Pentingnya Pendidikan Multikultural dalam Kurikulum Merdeka
Oleh: Restu Aulia, S.Pd.I
KURIKULUM Merdeka masih dipahami sebagai kebebasan guru mengajar untuk mengembangkan keterampilan pengajaran agar tercapainya peserta didik yang berpikir kritis dan mandiri. Diantaranya pengembangan literasi (membaca dan menulis) menjadi projek.
Konsep tersebut di istilahkan P5 (Proyek Penguatan Profile Pelajar Pancasila).
P5 adalah proses pembelajaran berbasis projek yakni pembelajaran yang memaksimalkan pendekatan kelas yang dinamis dimana setiap peserta didik dapat secara aktif mengekplorasi masalah dan tantangan yang mereka lihat di dunia nyata untuk kemudian dicari solusi dengan cara yang beragam untuk memperoleh pengetahuan yang mendalam.
Untuk menemukan solusi atas permasalahan yang sedang dikaji maka P5 memberi ruang lebih untuk menggunakan berbagai lintas disiplin ilmu sebagai sumber referensi.
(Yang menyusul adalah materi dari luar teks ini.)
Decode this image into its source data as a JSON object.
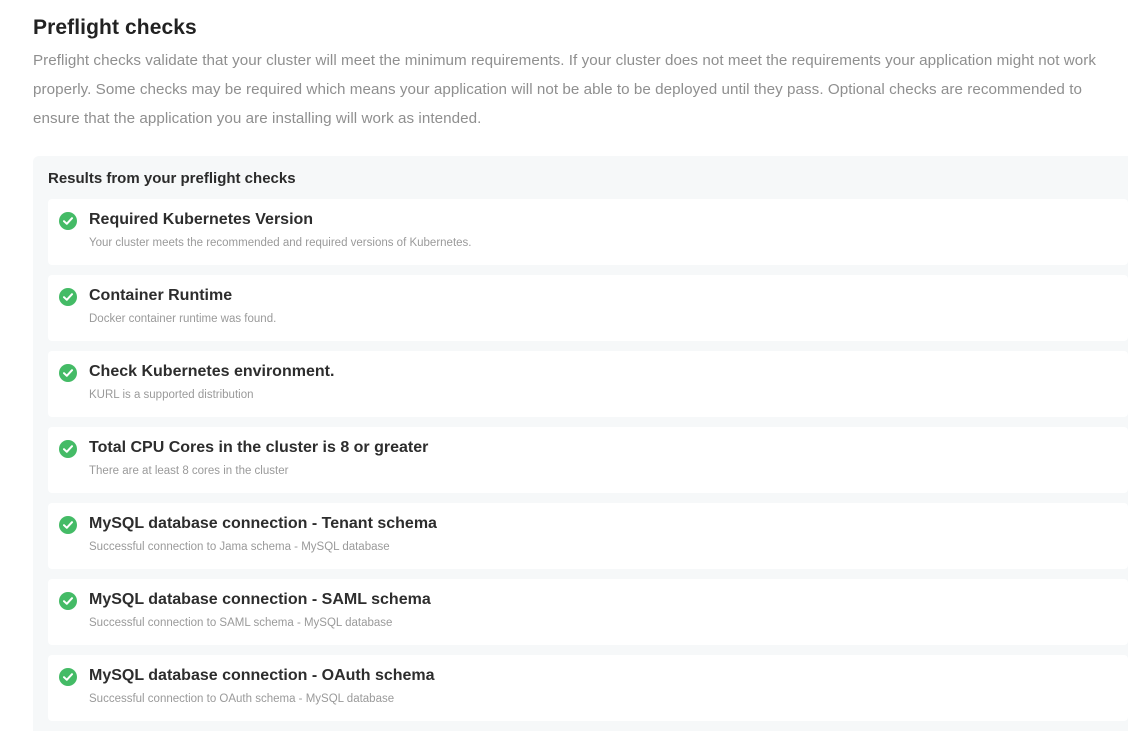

Nilai-nilai Pancasila yang dikembangkan (1) Beriman dan bertaqwa kepada Tuhan Yang Maha Esa dan berakhlak mulia, (2) Berkebinekaan global, (3) Bergotong royong, (4) Kreatif, (5) Bernalar kritis, dan (6) Mandiri.
Namun, kenyataannya selama menerapkan kurikulum merdeka yang sudah terlealisasikan selama 1 tahun di mulai dari kelas 7 untuk tingkat SMP. Ada banyak pointering pertanyaan yang belum terjawab dan bahkan belum dipahami. Di antaranya keterkaitan
materi ajar, perangkat administrasi
Rumusan program-program P5 yang terintegrasi pada nilai-nilai keagamaan dalam setiap kegiatannya ?
Kemudian, apa yang menjadi dasar Moderasi Beragama di kurikulum Merdeka ?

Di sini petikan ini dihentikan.